In [35] used 0.0000 MiB RAM in 0.11s, total RAM usage 36444.24 MiB


In [36]:
#https://github.com/miguelgfierro/codebase/blob/master/python/machine_learning/metrics.py
def classification_metrics_binary_prob(y_true, y_prob):
    m_auc = roc_auc_score(y_true, y_prob)
    report = {'AUC':m_auc}
    return report

In [36] used 0.0000 MiB RAM in 0.10s, total RAM usage 36444.24 MiB


In [37]:
def binarize_prediction(y, threshold=0.5):
    y_pred = np.where(y > threshold, 1, 0)
    return y_pred

In [37] used 0.0000 MiB RAM in 0.10s, total RAM usage 36444.24 MiB


In [38]:
y_pred_xgb = binarize_prediction(y_prob_xgb)
y_pred_xgb_hist = binarize_prediction(y_prob_xgb_hist)
y_pred_lgbm = binarize_prediction(y_prob_lgbm)
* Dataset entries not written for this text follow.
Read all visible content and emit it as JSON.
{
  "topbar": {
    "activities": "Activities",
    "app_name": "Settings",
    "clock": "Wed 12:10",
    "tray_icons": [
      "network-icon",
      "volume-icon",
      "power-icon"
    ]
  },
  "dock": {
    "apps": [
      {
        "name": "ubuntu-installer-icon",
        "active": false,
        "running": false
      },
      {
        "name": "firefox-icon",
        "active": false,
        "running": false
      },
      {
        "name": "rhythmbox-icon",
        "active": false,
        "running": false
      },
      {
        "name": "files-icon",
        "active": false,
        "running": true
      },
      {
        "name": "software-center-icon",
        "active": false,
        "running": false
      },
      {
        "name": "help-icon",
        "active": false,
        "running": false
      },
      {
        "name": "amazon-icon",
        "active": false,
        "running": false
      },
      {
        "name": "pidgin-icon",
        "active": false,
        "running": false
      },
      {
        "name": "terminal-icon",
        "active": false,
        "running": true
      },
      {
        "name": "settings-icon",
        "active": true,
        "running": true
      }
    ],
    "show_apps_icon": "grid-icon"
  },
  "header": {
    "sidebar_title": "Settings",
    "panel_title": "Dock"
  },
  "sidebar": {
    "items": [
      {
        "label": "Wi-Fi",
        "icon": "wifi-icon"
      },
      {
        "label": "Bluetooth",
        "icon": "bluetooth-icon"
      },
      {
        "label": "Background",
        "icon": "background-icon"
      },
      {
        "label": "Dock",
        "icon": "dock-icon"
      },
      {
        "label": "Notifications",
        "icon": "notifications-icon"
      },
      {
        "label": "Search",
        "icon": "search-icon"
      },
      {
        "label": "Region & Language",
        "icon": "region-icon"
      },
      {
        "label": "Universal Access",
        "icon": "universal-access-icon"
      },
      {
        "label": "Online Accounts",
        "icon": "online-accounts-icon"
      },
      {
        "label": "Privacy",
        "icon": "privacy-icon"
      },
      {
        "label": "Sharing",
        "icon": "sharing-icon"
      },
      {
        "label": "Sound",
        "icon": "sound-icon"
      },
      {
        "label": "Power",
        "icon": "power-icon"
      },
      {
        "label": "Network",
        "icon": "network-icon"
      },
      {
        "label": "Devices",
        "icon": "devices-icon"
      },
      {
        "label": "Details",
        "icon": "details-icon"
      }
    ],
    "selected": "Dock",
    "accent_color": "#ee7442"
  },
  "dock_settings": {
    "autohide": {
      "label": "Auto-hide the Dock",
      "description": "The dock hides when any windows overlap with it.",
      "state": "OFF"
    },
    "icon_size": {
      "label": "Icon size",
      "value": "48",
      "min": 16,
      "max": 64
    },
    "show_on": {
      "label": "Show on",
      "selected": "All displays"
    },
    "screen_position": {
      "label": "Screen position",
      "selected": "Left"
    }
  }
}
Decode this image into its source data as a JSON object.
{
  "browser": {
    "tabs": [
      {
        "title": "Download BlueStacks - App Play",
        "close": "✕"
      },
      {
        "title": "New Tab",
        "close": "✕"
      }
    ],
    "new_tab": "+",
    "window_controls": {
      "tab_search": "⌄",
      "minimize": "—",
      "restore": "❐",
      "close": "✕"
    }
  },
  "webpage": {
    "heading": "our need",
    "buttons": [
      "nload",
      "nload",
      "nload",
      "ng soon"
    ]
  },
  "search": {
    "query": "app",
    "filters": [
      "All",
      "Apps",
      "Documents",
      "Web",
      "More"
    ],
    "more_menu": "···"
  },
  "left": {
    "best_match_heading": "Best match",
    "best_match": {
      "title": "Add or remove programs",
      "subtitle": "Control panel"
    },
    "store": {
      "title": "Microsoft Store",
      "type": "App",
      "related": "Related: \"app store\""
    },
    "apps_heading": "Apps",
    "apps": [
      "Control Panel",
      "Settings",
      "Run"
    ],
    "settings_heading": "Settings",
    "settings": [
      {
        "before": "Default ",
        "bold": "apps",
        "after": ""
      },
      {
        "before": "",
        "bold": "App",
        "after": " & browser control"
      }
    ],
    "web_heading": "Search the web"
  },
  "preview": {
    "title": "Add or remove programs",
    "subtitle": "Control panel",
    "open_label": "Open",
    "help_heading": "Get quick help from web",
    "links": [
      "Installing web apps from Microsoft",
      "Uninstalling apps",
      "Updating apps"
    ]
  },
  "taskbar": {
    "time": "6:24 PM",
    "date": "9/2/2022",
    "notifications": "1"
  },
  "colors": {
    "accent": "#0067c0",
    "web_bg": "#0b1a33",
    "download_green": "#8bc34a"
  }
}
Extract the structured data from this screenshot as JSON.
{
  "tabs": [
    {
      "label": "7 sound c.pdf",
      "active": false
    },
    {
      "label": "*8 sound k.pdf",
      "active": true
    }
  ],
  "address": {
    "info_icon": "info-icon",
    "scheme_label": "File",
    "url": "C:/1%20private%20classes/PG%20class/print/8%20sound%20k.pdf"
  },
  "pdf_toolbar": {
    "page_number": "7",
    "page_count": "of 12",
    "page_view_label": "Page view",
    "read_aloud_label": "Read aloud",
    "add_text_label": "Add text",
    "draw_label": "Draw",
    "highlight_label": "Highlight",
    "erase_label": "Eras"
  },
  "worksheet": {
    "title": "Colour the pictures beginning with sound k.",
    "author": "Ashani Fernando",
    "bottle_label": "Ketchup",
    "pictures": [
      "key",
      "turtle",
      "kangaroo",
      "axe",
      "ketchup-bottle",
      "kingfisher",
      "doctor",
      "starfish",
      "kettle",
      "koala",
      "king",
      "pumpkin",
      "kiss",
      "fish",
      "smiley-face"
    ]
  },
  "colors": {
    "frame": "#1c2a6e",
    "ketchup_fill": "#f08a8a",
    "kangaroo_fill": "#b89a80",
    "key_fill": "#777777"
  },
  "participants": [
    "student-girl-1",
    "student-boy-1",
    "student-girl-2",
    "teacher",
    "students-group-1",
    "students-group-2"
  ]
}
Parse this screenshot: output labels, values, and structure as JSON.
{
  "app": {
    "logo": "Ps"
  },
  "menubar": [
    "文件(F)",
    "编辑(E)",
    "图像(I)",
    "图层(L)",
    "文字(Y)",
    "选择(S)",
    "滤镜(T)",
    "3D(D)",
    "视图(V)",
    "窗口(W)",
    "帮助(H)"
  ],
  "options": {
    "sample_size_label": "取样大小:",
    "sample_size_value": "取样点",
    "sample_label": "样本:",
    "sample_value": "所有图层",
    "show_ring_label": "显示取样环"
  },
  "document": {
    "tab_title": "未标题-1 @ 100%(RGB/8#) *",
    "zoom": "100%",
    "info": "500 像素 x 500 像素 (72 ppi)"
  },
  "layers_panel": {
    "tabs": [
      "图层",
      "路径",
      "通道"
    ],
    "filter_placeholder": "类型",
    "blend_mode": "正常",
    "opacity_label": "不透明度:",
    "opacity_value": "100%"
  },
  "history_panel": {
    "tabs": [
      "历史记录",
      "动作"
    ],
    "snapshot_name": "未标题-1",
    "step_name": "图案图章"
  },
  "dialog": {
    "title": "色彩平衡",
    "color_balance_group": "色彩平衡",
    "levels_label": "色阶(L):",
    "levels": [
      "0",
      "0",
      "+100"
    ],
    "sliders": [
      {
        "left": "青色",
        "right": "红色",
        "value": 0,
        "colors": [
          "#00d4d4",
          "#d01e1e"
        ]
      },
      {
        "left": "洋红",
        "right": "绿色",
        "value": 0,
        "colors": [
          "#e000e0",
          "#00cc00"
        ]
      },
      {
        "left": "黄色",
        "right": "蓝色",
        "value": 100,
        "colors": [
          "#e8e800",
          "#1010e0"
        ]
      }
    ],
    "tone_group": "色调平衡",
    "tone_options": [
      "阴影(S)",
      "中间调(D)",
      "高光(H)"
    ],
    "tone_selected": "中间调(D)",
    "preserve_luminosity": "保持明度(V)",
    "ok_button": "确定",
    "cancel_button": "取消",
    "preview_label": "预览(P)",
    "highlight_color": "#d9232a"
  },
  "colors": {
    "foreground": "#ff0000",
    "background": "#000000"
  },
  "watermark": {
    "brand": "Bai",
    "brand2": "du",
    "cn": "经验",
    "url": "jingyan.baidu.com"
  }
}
In [38] used 0.0000 MiB RAM in 0.13s, total RAM usage 36444.24 MiB


In [39]:
report_xgb = classification_metrics_binary(y_test, y_pred_xgb)
report2_xgb = classification_metrics_binary_prob(y_test, y_prob_xgb)
report_xgb.update(report2_xgb)

In [39] used 0.0625 MiB RAM in 2.27s, total RAM usage 36444.30 MiB


In [40]:
results_dict['xgb']['performance'] = report_xgb

In [40] used 0.0000 MiB RAM in 0.10s, total RAM usage 36444.30 MiB


In [41]:
report_xgb_hist = classification_metrics_binary(y_test, y_pred_xgb_hist)
report2_xgb_hist = classification_metrics_binary_prob(y_test, y_prob_xgb_hist)
report_xgb_hist.update(report2_xgb_hist)

In [41] used 0.0000 MiB RAM in 1.70s, total RAM usage 36444.30 MiB


In [42]:
results_dict['xgb_hist']['performance'] = report_xgb_hist

In [42] used 0.0000 MiB RAM in -0.04s, total RAM usage 36444.30 MiB


In [43]:
report_lgbm = classification_metrics_binary(y_test, y_pred_lgbm)
report2_lgbm = classification_metrics_binary_prob(y_test, y_prob_lgbm)
report_lgbm.update(report2_lgbm)

In [43] used 0.0000 MiB RAM in 2.04s, total RAM usage 36444.30 MiB


In [44]:
results_dict['lgbm']['performance'] = report_lgbm

In [44] used 0.0039 MiB RAM in 0.11s, total RAM usage 36444.30 MiB


In [45]:
# Results
print(json.dumps(results_dict, indent=4, sort_keys=True))

{
    "lgbm": {
        "performance": {
            "AUC": 0.8093959657942654,
            "Accuracy": 0.7358005,
            "F1": 0.6939065625421792,
            "Precision": 0.76993008161644,
            "Recall": 0.6315470918216711
        },
        "test_time": 1.1605696250044275,
        "train_time": 25.3338222859893
    },
    "xgb": {
        "performance": {
            "AUC": 0.7429219386378774,
            "Accuracy": 0.5658205,
            "F1": 0.6727538924491292,
            "Precision": 0.5234582960693184,
            "Recall": 0.9411911088616137
        },
        "test_time": 0.11862853499769699,
        "train_time": 35.80327978699643
    },
    "xgb_hist": {
        "performance": {
            "AUC": 0.7439819371854803,
            "Accuracy": 0.563739,
            "F1": 0.6721286711268569,
            "Precision": 0.5221384483527672,
            "Recall": 0.9430226918047999
        },
        "test_time": 0.2936741500016069,
        "train_time": 5.3360232150007

The experiment shows a fairly similar performance in both libraries, being LightGBM slightly better.